Identitas sebuah bangsa atau komunitas
tentu saja sangat penting. Berbagai kepentingan manusia sesungguhnya bertitik
tolak dari hal ini. Akibatnya, mempertahankan dan menjaga identitas menjadi
sebuah misi penting setiap bangsa atau komunitas. Mengapa negara-negara Uni
Eropa menolak Turki untuk bergabung bersama mereka? Karena perbedaan identitas
antara mereka dengan Turki. Eropa dengan sangat jelas menegaskan bahwa mereka
tidak menghendakinya ada satupun negara muslim (baca: Turki) dalam persatuan
Uni Eropa.[13]
Dengan demikian, sebenarnya kekhawatiran akan terjadinya krisis identitas telah
menjadi milik semua bangsa di dunia; suatu hal yang kemudian mendorong beberapa
bangsa itu justru melakukan “agresi identitas” terhadap bangsa lain. Dan itu
dilakukan dengan menunggangi globalisasi sebagai alat.
Maka tidak mengherankan jika
sebelumnya ada yang menyebut globalisasi sebagai Amerikaisasi. Dan sangat
disayangkan bahwa Amerika –kenyataannya- memang tidak sekedar bermaksud
menanamkan nilai-nilainya saja, namun bertitik-tolak dari
kepentingan-kepentingannya seringkali menerapkan standar-standar ganda dalam
banyak kasus. Dan dengan cara seperti itu, ia telah menjelma menjadi sosok
ancaman besar bagi bangsa lain, terutama Islam. Dan berikut ini hanyalah
beberapa bukti akan hal itu:
Chechnya dilarang untuk memisahkan
diri dari Rusia, sementara Timor-Timur justru dipaksa untuk memisahkan diri
dari Indonesia dengan campur tangan Australia serta dukungan dari negara Barat.
Begitu pula dengan negara-negara Baltik dan Georgia; mereka boleh saja berpisah
dan merdeka dari Rusia, namun tidak untuk negara-negara bekas Uni Soviet yang
muslim.
Globalisasi adalah ketika Anda boleh
menyerang negara berdaulat manapun -meskipun tidak ada izin dari PBB- hanya
karena dugaan adanya senjata pemusnah massal, sementara ada negara yang tidak
jauh dari negara itu yang jelas-jelas memiliki senjata pemusnah massal dan
menduduki tanah yang bukan miliknya dengan melanggar semua keputusan PBB. Sudah
terlalu jelas, Amerika adalah pendukung Israel. Ia akan selalu menggunakan hak
vetonya dari waktu ke waktu untuk mendukung pendudukannya di tanah Palestina.

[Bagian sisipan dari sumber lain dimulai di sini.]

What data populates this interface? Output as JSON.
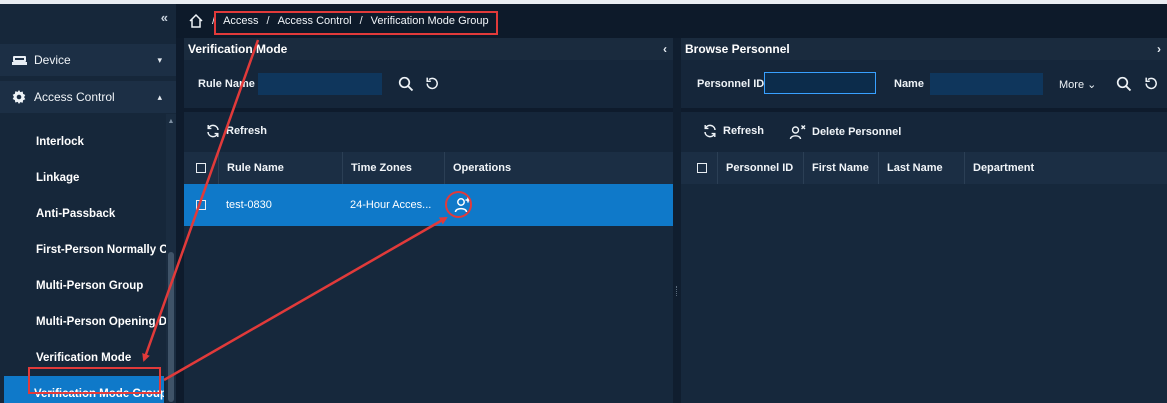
{
  "colors": {
    "accent": "#0f79c9",
    "annotation": "#e13a3a"
  },
  "sidebar": {
    "collapse_icon": "double-chevron-left-icon",
    "collapse_glyph": "«",
    "groups": {
      "device": {
        "label": "Device",
        "icon": "device-icon",
        "caret": "▾"
      },
      "access_control": {
        "label": "Access Control",
        "icon": "gear-icon",
        "caret": "▴"
      }
    },
    "items": [
      {
        "label": "Interlock"
      },
      {
        "label": "Linkage"
      },
      {
        "label": "Anti-Passback"
      },
      {
        "label": "First-Person Normally Open"
      },
      {
        "label": "Multi-Person Group"
      },
      {
        "label": "Multi-Person Opening Door"
      },
      {
        "label": "Verification Mode"
      },
      {
        "label": "Verification Mode Group",
        "active": true
      }
    ]
  },
  "breadcrumb": {
    "separator": "/",
    "items": [
      "Access",
      "Access Control",
      "Verification Mode Group"
    ]
  },
  "left_panel": {
    "title": "Verification Mode",
    "collapse_glyph": "‹",
    "search": {
      "label": "Rule Name",
      "value": "",
      "placeholder": ""
    },
    "toolbar": {
      "refresh_label": "Refresh"
    },
    "columns": [
      "Rule Name",
      "Time Zones",
      "Operations"
    ],
    "rows": [
      {
        "rule_name": "test-0830",
        "time_zones": "24-Hour Acces...",
        "selected": true,
        "operation_icon": "add-person-icon"
      }
    ]
  },
  "right_panel": {
    "title": "Browse Personnel",
    "expand_glyph": "›",
    "search": {
      "personnel_id_label": "Personnel ID",
      "personnel_id_value": "",
      "name_label": "Name",
      "name_value": "",
      "more_label": "More",
      "more_caret": "⌄"
    },
    "toolbar": {
      "refresh_label": "Refresh",
      "delete_label": "Delete Personnel"
    },
    "columns": [
      "Personnel ID",
      "First Name",
      "Last Name",
      "Department"
    ],
    "rows": []
  }
}
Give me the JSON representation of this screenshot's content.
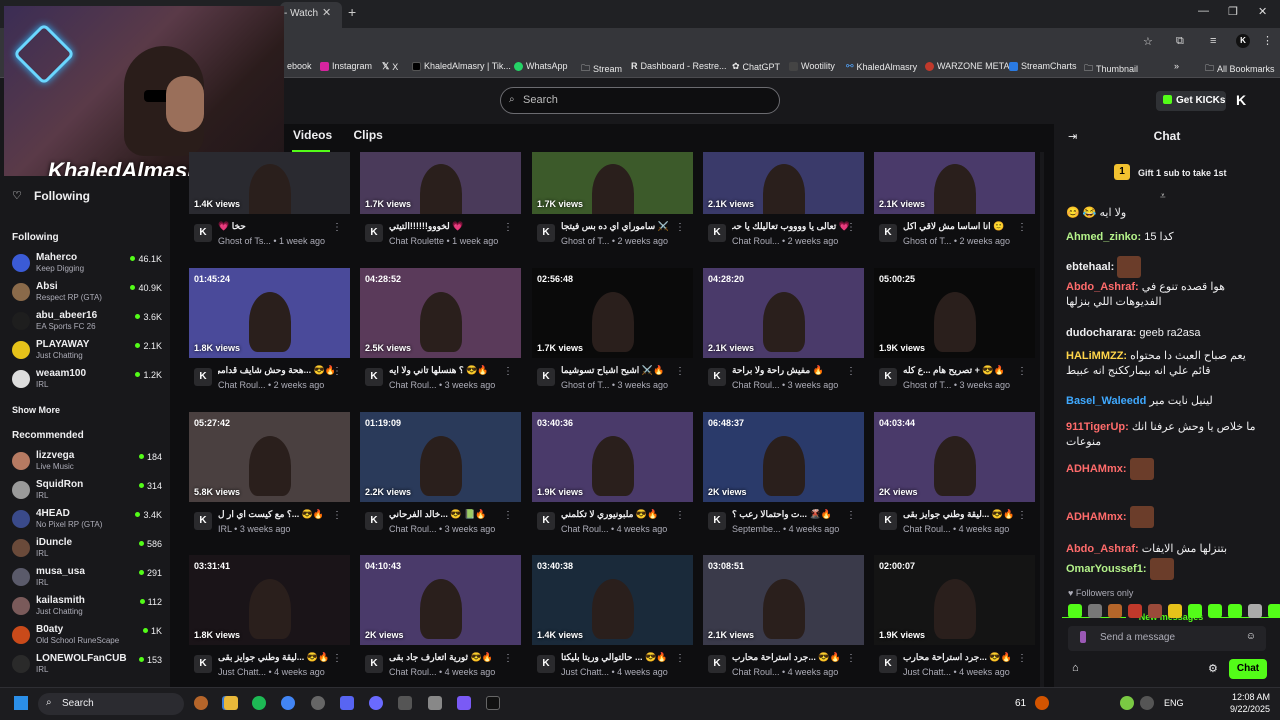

Amerika jugalah yang menyerang Irak dengan alasan-alasan kosong “senjata
pemusnah massal” meski tanpa izin Dewan Keamanan PBB. Ia jugalah yang
memindahkan tawanan-tawanan Afghanistan ke Guantanamo tanpa pengadilan yang
transparan dan adil. Ia jugalah yang menakut-nakuti lembaga-lembaga donor Islam
sebagai pendana gerakan terorisme, dan ia –Amerika- boleh saja membekukan
rekening lembaga atau person manapun yang inginkan. Meski tanpa bukti yang
jelas.
Gerakan-gerakan perlawanan Palestina
adalah sekumpulan teroris, sementara “sang penjajah” tidak lebih dari
orang-orang yang melakukan pembelaan diri. Gerakan-gerakan perlawanan
Afghanistan terhadap invasi Amerika adalah teroris. Namun ketika gerakan yang
sama melakukan perlawanan terhadap invasi Uni Soviet, ia menjadi gerakan yang
legal bahkan mendapatkan dukungan kuat. Ini semua tidak lain menunjukkan adanya
tolok ukur yang kacau di pihak Amerika.
Fenomena Huntington dengan Clash
Civilication-nya juga patut dicermati. Teori yang diangkatnya tidak lebih
dari sebuah ajakan untuk mengembalikan fanatisme terhadap peradaban Barat untuk
kemudian memerangi yang lain, terutama Islam. Dalam bukunya, ia dari waktu ke
waktu melontarkan provokasi untuk mewaspadai Islam, dan itu cukup berhasil
menumbuhkan kekhawatiran yang tak terlukiskan di kalangan Barat, terutama
Amerika. Isu “perang terhadap terorisme” adalah bukti tak terbantahkan atas
keberhasilan itu.
Fakta lain yang harus diangkat adalah
bahwa kegelisahan akan pola globalisasi ala Amerika ini tidak hanya milik umat
Islam. Friedman misalnya menyatakan: “Kita sedang berada di hadapan berbagai
perang politis dan peradaban yang ganas dan keji. Amerika Serikat adalah sebuah
kekuatan yang gila, dan kita adalah kekuatan revolusioner yang berbahaya.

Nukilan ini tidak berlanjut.